ESG Kullen on Nov. 22 closed on its acquisition of the 391-unit vintage building at 1400 N. Lake Shore Drive, ending a process that began in the spring of 2018. ESG pursued the 21-story high-rise so it could convert the property’s condos back into apartments, a popular strategy among real estate investors trying to capitalize on the strong Chicago multifamily market.
The sale nearly fell apart multiple times, as condo owners in the building argued over the deal, rejecting it in one vote, and ESG struggled to obtain financing for it, asking for a price cut in the end. ESG said it wound up paying about $107 million for the building, the most ever in a condo deconversion in Chicago.
“It was a miracle that we were able to do it,” said Michael Arrington, president of the building’s condo board and owner of 87 units in the high-rise.
He said a last-ditch effort saved the deal after ESG said it couldn’t pay the full contract price of $112 million. Forecasting that the building’s property taxes would jump by a lot, ESG asked for a reduction of about $6 million. Rather than holding another owners’ vote to approve the lower price, Arrington asked the building’s owners to accept less for their condos on a voluntary basis.
More than half agreed, including Arrington himself, enough to reach ESG’s lower price.
“It was kind of like a Hail Mary pass, but we got it done,” Arrington said.
The sale of 1400 N. Lake Shore highlights how hard it is to pull off a large condo deconversion in Chicago. Most property sales involve two parties: a buyer and seller. But a bulk condo sale can require the approval of dozens or, in the case of 1400 N. Lake Shore, hundreds of sellers with different motivations. Some, especially investors who rent out their units, are willing to sell their units for a premium and move on, while others, especially people who have lived in their condos for a long time, refuse to sell even at irrationally high prices.
Under state law, owners of at least 75 percent of a condo building must vote to approve a bulk sale to a single investor. Many votes fall short. The Chicago City Council made the process even harder in September, voting to increase the threshold to 85 percent.
Getting over 75 percent was ESG’s first obstacle. The first vote, in July 2018, fell just short, at 74.6 percent. After ESG sweetened its offer, the deal passed in a second vote a couple of weeks later, with 85.8 percent of owners voting yes.
The sale hit another snag last December, when ESG, unable to line up an equity partner to finance the transaction, terminated its purchase contract. It revived the deal in January, with an expected April closing date. But ESG kept pushing the closing back, fueling concerns that the sale would fall apart again.
The firm asked for the lower price a few months ago, citing the prospect of higher property taxes, which would depress the building’s value. Landlords all over Cook County are bracing for tax increases after Cook County Assessor Fritz Kaegi jolted owners of commercial properties in the northern suburbs with big assessment hikes this year.
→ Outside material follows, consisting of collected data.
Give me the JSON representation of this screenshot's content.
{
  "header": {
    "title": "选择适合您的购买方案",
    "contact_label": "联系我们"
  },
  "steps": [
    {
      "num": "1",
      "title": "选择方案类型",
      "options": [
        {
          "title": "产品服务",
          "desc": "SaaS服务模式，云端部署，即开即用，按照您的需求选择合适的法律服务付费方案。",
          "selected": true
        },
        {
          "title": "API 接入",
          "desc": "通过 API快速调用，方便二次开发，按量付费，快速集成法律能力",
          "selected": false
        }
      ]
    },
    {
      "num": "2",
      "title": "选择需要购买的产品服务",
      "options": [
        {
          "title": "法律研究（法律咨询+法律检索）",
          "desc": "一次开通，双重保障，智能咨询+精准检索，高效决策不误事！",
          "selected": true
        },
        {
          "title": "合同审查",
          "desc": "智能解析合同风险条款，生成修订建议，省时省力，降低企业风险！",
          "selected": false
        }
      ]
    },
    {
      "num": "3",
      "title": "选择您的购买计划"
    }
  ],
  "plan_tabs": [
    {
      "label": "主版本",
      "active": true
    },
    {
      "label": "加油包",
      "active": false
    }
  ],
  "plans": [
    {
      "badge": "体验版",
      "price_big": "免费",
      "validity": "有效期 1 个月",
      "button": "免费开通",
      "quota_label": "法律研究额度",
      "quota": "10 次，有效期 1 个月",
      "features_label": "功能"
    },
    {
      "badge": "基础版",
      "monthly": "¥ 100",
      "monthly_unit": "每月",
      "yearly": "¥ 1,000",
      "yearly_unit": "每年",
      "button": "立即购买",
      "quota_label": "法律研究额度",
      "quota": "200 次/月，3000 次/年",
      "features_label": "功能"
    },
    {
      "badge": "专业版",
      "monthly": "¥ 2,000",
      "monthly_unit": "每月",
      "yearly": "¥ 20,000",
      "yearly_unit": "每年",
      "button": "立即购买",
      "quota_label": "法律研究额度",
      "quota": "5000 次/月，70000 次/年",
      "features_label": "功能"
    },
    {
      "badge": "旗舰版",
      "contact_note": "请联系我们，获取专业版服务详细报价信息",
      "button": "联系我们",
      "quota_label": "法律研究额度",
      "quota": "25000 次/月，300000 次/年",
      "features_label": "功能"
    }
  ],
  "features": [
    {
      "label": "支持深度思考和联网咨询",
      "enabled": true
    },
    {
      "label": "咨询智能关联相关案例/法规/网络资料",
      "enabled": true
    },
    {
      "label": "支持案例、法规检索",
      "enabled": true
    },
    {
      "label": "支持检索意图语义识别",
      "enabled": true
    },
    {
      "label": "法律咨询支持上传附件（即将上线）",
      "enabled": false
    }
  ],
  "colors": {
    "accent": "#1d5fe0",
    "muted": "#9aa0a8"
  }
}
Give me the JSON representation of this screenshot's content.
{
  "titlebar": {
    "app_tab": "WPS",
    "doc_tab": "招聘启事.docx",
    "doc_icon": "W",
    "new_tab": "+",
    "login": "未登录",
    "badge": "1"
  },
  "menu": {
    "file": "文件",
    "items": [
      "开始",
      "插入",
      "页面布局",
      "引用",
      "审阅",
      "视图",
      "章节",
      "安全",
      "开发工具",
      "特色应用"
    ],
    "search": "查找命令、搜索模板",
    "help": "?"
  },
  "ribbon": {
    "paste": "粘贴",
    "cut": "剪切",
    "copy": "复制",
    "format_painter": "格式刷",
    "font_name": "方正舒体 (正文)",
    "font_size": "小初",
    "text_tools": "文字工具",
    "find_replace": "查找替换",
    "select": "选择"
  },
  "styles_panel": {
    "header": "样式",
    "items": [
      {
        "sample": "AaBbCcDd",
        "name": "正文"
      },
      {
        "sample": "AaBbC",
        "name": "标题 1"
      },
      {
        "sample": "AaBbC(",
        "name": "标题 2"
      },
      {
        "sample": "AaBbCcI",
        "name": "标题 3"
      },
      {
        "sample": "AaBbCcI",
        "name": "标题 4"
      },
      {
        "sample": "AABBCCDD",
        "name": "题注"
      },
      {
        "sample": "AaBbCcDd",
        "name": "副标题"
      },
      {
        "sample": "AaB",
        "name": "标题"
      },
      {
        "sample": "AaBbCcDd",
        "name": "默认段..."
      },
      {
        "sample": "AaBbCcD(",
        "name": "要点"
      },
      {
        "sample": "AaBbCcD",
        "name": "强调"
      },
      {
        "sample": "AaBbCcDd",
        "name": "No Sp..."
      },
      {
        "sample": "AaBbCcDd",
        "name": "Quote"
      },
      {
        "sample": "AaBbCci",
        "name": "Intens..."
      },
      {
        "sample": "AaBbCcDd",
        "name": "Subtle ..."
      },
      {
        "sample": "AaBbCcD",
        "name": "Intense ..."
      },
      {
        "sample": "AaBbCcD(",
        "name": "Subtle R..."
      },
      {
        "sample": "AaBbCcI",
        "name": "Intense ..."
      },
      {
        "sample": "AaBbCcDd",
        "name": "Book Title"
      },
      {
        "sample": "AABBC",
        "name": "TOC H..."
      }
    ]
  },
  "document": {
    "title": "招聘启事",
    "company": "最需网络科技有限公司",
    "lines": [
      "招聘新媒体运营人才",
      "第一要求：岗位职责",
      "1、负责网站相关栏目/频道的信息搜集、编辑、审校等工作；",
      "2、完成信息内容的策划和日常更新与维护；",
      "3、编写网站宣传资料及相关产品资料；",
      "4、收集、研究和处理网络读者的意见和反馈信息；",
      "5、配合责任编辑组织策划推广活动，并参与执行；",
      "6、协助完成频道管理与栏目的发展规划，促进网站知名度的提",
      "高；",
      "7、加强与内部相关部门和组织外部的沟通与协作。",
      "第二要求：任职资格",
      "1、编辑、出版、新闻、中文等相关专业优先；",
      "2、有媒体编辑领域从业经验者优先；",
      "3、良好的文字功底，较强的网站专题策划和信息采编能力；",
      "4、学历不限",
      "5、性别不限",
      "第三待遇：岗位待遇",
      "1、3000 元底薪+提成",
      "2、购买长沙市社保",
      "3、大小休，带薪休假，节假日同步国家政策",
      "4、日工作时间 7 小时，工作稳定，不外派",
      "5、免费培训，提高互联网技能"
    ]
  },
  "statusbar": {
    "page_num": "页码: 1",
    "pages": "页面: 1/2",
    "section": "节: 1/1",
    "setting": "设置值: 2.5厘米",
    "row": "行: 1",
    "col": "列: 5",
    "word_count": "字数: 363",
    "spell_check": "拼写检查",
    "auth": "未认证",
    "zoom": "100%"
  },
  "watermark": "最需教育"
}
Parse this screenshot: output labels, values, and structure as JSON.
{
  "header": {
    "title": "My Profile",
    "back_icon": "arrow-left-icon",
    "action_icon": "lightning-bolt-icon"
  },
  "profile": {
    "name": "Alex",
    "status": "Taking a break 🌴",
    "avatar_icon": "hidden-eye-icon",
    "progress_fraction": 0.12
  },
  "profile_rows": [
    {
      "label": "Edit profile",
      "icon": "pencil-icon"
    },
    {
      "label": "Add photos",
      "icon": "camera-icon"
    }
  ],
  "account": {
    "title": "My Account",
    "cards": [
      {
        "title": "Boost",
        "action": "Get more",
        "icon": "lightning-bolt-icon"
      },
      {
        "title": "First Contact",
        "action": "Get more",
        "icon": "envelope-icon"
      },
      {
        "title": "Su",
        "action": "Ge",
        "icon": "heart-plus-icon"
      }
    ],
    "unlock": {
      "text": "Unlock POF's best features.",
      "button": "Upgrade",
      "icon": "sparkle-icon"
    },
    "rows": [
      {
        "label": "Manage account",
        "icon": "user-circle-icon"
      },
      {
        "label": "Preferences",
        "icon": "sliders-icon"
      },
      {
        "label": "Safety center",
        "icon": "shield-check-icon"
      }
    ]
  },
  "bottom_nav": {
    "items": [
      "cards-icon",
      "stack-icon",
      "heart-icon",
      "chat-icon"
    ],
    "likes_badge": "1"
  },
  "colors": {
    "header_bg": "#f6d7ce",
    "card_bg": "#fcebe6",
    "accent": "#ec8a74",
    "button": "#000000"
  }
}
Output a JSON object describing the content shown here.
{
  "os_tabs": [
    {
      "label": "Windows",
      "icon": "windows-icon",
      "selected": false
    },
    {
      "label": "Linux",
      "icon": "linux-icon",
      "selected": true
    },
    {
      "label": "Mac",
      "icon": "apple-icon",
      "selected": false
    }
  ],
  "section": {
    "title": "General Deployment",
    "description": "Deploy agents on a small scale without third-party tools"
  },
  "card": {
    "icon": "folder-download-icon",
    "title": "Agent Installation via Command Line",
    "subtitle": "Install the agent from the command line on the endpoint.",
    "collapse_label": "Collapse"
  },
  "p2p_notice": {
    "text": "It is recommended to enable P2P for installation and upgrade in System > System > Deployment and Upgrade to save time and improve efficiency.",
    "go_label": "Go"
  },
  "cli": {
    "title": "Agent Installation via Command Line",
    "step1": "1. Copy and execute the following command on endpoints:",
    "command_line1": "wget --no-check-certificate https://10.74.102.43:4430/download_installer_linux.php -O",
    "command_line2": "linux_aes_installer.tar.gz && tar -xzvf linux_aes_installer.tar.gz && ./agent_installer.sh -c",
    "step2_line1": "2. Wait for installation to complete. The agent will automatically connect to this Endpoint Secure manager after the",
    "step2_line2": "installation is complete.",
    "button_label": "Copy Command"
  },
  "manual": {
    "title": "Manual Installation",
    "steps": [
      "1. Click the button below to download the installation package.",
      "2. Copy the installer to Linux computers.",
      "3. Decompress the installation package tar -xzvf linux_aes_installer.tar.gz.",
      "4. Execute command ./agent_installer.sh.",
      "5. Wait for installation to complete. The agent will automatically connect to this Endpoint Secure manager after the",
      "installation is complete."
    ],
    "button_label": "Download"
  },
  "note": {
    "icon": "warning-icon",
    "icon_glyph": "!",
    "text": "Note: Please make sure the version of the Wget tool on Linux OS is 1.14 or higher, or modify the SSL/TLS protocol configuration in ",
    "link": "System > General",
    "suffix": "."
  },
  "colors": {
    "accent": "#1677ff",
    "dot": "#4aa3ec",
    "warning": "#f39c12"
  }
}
Some investors are lowering purchase offers to account for the risk of higher taxes, a major cost.
To keep the sale of 1400 N. Lake Shore alive, Arrington came up with his novel idea: Instead of putting the new, lower price up for a vote that might not pass, he bet that many owners would be willing to part voluntarily with some of their sale proceeds just to get the deal across the finish line. Even a slightly lower price—about 5.2 percent overall—would be better than nothing, he figured.
“That was the only way we could do it legally, without having a revote,” Arrington said.
Arrington put his money where his mouth was, agreeing to give back about a third—roughly $2 million—of the price cut ESG requested. Some owners gave up nothing, but many gave more than their suggested share, he said. He valued the deal at $106 million, slightly lower than ESG’s value, but legally the deal closed at the contract price of $112 million, he said.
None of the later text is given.